In April 2008, Carroll was chosen to attend the Australia 2020 Summit in Canberra, where she and Makinti Minutjukur represented the APY communities. She has since been involved in school administration in Ernabella, including serving as the chairwoman of the Governing Council of Ernabella Aṉangu School since 2011.

==Artwork==
Carroll is known for painting, printmaking, batik, ceramic and textile works. She uses several printmaking methods, including lithographs, etchings and screen printing. Her painted designs are called walka, which are designs and symbols that mean something to her. They represent her identity and her own view of the world, and are associated with her family's Dreaming legends. The designs are abstract, and come from ancient ceremonial designs (historically painted on the body or rock).

Carroll has had her works held in many public and private galleries both in Australia and other countries. Example of her batik works are held in the Powerhouse Museum in Sydney, the State Library of South Australia in Adelaide, and the British Museum.
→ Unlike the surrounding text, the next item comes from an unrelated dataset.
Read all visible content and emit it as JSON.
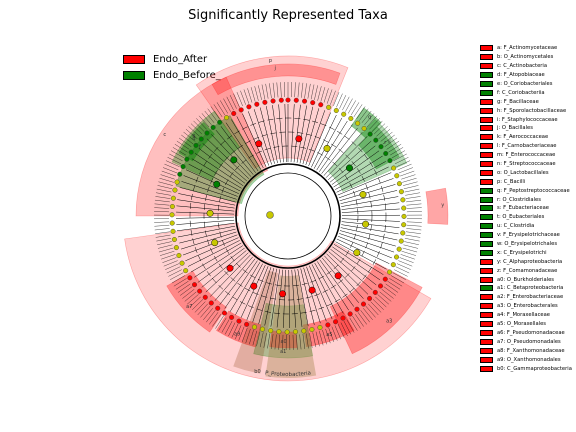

The National Museum of Australia and the National Gallery of Australia both contain multiple examples of Carroll's printings, etchings, batik works, and textile paintings.

One of her earliest works, a painting done on paper, was chosen as one of the finalists for the first National Aboriginal and Torres Strait Islander Art Award in 1984. In 2011, Carroll's uncle, Dickie Minyintiri, became one of the oldest people to win the award.

A painting of a crucifix incorporating traditional designs, painted by Carroll for Deaconess Hilliard, who ran the craft room at Ernabella, was displayed in the "Talking Blak to History" exhibition at the National Museum of Australia from July 2020. The painting represented the relationship between the two women, and the deaconess had it hung over her bed until her death.

==Recognition and awards==
Carroll won the Premier's Award for Lifetime Achievement at the South Australian Ruby Awards in 2018.

===Australia Council for the Arts===
The Australia Council for the Arts is the arts funding and advisory body for the Government of Australia. Since 1993, it has awarded a Red Ochre Award. It is presented to an outstanding Indigenous Australian (Aboriginal Australian or Torres Strait Islander) artist for lifetime achievement.